Second, if you are a man with a plan whom God has invested with certain resources – degrees, finances, good health, etc. – then you cannot throw it all away for the wrong woman. Talk to the woman you want to marry, and see if she:

  1. has cultivated characteristics that are useful in a wife and mother (chastity, sobriety, self-denial, hard work, frugality, etc.)
  2. has rejected feminism and understands the roles, responsibilities and needs of men, women and children
  3. accepts that the purpose of the relationship is to pool resources and cooperate in order to serve God better – not her and not you
  4. accepts that following a plan is a produces better results than chasing culturally-determined notions of happiness
  5. is able to identify threats to Christianity in the culture and has studied and prepared to respond to them
  6. is able to acknowledge and understand what her husband is trying to achieve and respect his preparations and plans

One positive way to learn how to make good decisions about women is to take some time out to study economics, politics, etc. and develop a marriage plan that has realistic measurable goals and a realistic interim steps to reach them. That project plan enables you to prepare yourself for marriage and your male roles (provider!) by getting the right skills and resources. And it also allows you to lead a woman so that she can develop herself to be ready for marriage to you. I hope that she would already have done a lot of the work by herself, (chastity, STEM degree, debt-free, good job, apologetics, conservative politics), before she even meets you.
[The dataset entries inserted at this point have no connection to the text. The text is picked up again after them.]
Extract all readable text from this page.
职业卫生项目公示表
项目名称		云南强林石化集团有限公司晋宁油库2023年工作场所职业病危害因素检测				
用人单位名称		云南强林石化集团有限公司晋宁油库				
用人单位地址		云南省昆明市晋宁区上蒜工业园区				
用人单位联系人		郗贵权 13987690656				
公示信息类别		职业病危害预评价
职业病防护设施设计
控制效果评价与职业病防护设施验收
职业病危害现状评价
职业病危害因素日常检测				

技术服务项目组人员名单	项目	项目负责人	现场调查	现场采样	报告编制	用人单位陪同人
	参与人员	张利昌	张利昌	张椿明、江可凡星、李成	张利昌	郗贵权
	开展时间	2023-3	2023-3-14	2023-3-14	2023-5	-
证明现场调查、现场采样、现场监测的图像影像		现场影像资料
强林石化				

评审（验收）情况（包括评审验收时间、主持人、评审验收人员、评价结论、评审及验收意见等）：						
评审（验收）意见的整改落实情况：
Then what’s left is just the final alterations to each of you so the fit is hand in glove.

I have always believed that I could lead any woman and make her more suitable for being a good wife and mother, no matter how badly she had screwed up her life before. So long as she takes responsibility for her own decisions, does not blame anyone else for her mistakes, and is willing to grow. That is the only way that she will be a suitable helper and the mother of effective, influential children. I think the women I have mentored would agree that however far we got, I left them better than when I found them. But some women do not want to be better, and that’s the kind you need to avoid in order to avoid squandering your resources that God has entrusted to you to produce a return for him.

A good marriage cannot be finessed with emotions and intuitions and pursuing fun and thrills. It cannot be undertaken by people who refuse to grow up. It takes planning and work. You can’t go to an Olympic ski jump, put on skis for the first time and slide down the ramp and stick the landing the first time. You have to train and practice first – a lot.

Nobody ever showed up at the Olympics and got a gold medal by doing what was easy and fun at every opportunity, throughout their teens and 20s.

My courting questions would have been very useful for detecting whether a woman is willing to develop herself so that she will be a good wife and mother. I don’t think that the wife described in the original question above would have passed any of these questions. It’s not the time to start asking these questions after you are already married, either. It was a huge mistake to be swayed by appearance, youth and fun. It was the man’s mistake – he chose her. Don’t you make the same mistake as this guy.